The Russian company behind the Sputnik V vaccine today shared the intermediate test results of their final phase of research. The manufacturer claims that the vaccine has an effectiveness of 91.6 percent. The preliminary test results were published today in the renowned scientific journal The Lancet.
The Sputnik vaccine is currently not part of the vaccination strategy in the European Union. The European Medicines Agency (EMA) says that the manufacturer did not apply for approval, but did request scientific advice. EMA also claims to have spoken with the manufacturer, but the content of that conversation is confidential.
Two experts call for a rapid examination of the Russian vaccine. “The expected high effectiveness is fantastic news, and also striking,” says immunologist Dimitri Diavatopoulos. He finds it particularly interesting that the Sputnik vaccine is the first vector vaccine investigated with such high effectiveness. The other vector vaccines – those of AstraZeneca and Janssen – arrive at expected effectiveness of around 60 percent.
“ The working methods of the three companies are largely the same, so you wonder why this effectiveness is so high at Sputnik. I think this has to do with the carrier on which the spike protein is attached: Russia has used two different virus particles for this purpose.”
The preliminary test results show that the 20,000 people who have been vaccinated have not received any serious side effects. Three quarters were given the vaccine, the rest was given a placebo. Among the vaccinees, 2144 were elderly. For an optimal injection, two injections are required within 21 days.
“ These research results are extremely good,” says special professor of vaccine development Gideon Kersten. Also, the fact that three quarters of the vaccinees received the vaccine and only a quarter of the placebo is not remarkable. “You see that often, that the group receiving the drug is larger. They do so because a larger group with an effective vaccine is statistically stronger. By the way, the placebo group is still strong.”
The Russian medicine agency approved the Sputnik vaccine in August already accelerated. The hasty process of approval was highly critical; Russia bypassed many scientific procedures, doubting the reliability and safety of the vaccine. But the fact that Phase 3 research results have now been shared is good news and transparent, the experts say.
According to Diavatopoulos, these positive interim results open doors for cooperation. “Combining vaccines from different manufacturers can work well because they are all focused on the same spike protein.” Therefore, the immunologist calls to combine vaccines. “Give prick one of AstraZeneca, and prick two of Moderna. Or Sputnik or Janssen – if theyre approved. Then we can work much faster.”

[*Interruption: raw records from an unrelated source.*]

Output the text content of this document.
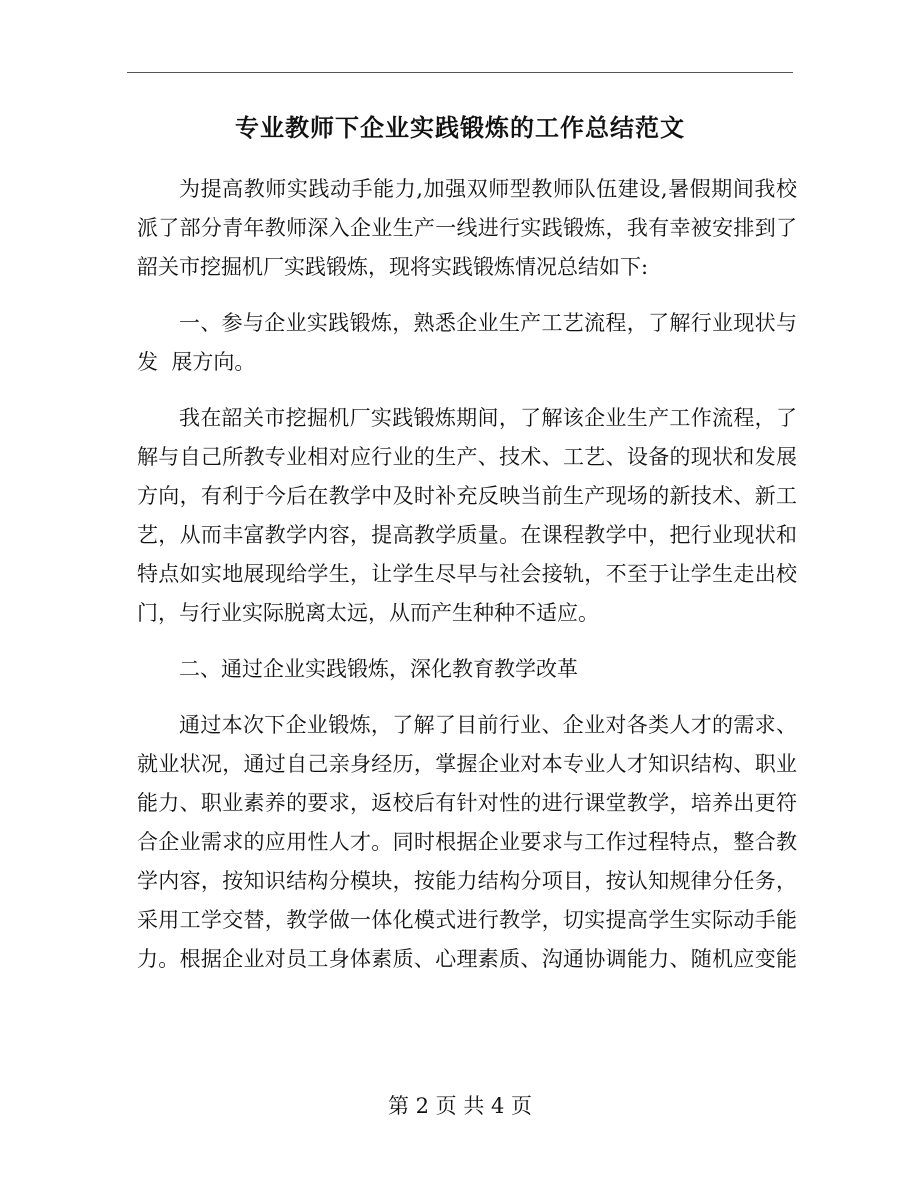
专业教师下企业实践锻炼的工作总结范文
为提高教师实践动手能力,加强双师型教师队伍建设,暑假期间我校
派了部分青年教师深入企业生产一线进行实践锻炼，我有幸被安排到了
韶关市挖掘机厂实践锻炼，现将实践锻炼情况总结如下:
一、参与企业实践锻炼，熟悉企业生产工艺流程，了解行业现状与
发  展方向。
我在韶关市挖掘机厂实践锻炼期间，了解该企业生产工作流程，了
解与自己所教专业相对应行业的生产、技术、工艺、设备的现状和发展
方向，有利于今后在教学中及时补充反映当前生产现场的新技术、新工
艺，从而丰富教学内容，提高教学质量。在课程教学中，把行业现状和
特点如实地展现给学生，让学生尽早与社会接轨，不至于让学生走出校
门，与行业实际脱离太远，从而产生种种不适应。
二、通过企业实践锻炼，深化教育教学改革
通过本次下企业锻炼，了解了目前行业、企业对各类人才的需求、
就业状况，通过自己亲身经历，掌握企业对本专业人才知识结构、职业
能力、职业素养的要求，返校后有针对性的进行课堂教学，培养出更符
合企业需求的应用性人才。同时根据企业要求与工作过程特点，整合教
学内容，按知识结构分模块，按能力结构分项目，按认知规律分任务，
采用工学交替，教学做一体化模式进行教学，切实提高学生实际动手能
力。根据企业对员工身体素质、心理素质、沟通协调能力、随机应变能
第 2 页 共 4 页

According to the immunologist, this could work well. “This is also done with other (heterologous) vaccines and it often works.” However, the vaccine companies will not respond very positively to this proposal. Many of them have a commercial aspect, says Diavatopoulos. “For many manufacturers, this will be curses in the church. They do not want to compare their vaccine one on one with another vaccine.”
Vaccination faster than now
However, before we get to that step, there is still a hurdle to be taken: the approval of the EEA. Then we can look at the data of the Russians. “Previously, the Russians were not transparent at all,” says Kersten. That is why it is so important for the EEA to look into a possible approval. “At the moment the EMA says that this looks safe and effective, we must also start using Sputnik massively. More people need to be vaccinated faster,” says Diavatopoulos.

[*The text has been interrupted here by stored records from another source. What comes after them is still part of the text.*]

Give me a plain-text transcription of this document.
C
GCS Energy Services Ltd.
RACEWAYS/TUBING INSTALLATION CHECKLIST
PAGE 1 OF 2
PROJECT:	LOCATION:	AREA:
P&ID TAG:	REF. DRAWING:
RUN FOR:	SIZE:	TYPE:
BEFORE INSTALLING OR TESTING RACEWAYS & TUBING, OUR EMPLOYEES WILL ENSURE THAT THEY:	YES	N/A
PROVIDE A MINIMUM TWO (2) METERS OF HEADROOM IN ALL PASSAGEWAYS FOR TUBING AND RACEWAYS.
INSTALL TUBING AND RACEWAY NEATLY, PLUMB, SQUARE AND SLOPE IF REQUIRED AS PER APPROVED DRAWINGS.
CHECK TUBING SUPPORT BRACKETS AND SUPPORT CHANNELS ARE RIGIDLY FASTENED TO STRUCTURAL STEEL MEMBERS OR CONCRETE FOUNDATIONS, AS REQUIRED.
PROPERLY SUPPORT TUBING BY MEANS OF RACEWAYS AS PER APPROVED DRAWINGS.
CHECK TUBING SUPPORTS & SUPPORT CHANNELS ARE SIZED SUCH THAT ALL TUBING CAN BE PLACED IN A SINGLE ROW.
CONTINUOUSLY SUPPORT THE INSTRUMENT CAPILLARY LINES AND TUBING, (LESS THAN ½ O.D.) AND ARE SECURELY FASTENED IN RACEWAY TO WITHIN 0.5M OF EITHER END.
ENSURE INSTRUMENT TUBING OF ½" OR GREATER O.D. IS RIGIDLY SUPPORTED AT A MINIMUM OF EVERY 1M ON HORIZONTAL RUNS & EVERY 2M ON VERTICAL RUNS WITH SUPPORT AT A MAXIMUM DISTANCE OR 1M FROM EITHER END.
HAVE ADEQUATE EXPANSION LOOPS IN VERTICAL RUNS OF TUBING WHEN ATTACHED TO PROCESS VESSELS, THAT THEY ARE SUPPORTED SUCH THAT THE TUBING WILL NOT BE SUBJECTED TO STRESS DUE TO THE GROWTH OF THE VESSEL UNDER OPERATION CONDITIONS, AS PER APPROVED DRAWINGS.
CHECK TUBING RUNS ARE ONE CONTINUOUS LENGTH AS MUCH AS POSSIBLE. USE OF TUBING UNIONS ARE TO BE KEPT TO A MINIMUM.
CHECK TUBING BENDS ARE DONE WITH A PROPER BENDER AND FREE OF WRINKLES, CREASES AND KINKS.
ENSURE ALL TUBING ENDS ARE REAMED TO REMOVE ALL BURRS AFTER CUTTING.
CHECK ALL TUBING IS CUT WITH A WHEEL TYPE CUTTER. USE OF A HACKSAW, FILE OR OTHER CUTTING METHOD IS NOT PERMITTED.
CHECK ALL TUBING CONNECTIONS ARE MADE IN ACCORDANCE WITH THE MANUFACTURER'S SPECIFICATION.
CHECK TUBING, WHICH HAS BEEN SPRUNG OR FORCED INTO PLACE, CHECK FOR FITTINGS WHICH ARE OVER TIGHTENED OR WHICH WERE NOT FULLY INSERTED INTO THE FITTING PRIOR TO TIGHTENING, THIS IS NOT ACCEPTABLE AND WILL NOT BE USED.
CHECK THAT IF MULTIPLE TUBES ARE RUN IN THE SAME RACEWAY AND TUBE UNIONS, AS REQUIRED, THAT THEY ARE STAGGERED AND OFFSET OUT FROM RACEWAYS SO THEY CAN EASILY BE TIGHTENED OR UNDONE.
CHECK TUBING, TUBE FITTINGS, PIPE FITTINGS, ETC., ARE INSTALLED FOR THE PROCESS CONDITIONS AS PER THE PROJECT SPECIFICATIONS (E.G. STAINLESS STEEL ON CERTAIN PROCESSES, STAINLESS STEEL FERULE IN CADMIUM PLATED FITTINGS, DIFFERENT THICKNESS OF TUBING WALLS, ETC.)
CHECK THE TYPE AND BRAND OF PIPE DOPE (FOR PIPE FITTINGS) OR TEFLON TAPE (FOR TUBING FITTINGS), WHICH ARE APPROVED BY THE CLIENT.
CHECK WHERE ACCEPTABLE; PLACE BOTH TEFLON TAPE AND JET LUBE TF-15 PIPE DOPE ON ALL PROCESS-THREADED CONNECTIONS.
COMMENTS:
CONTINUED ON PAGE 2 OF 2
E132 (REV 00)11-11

EU countries can, if it is up to the Sputnik manufacturer, have 100 million doses of the vaccine already in the second quarter of this year. The manufacturer already offered the doses to the EU last Friday, provided that the vaccine is approved by the EMA.
Because of the many doubts about reliability, the EU did not seem very keen at that time; Brussels correspondent Sander van Hoorn has not yet seen any signs that the EU has changed its mind through the review. Hungary, which operates its own course, has already ordered 2 million doses.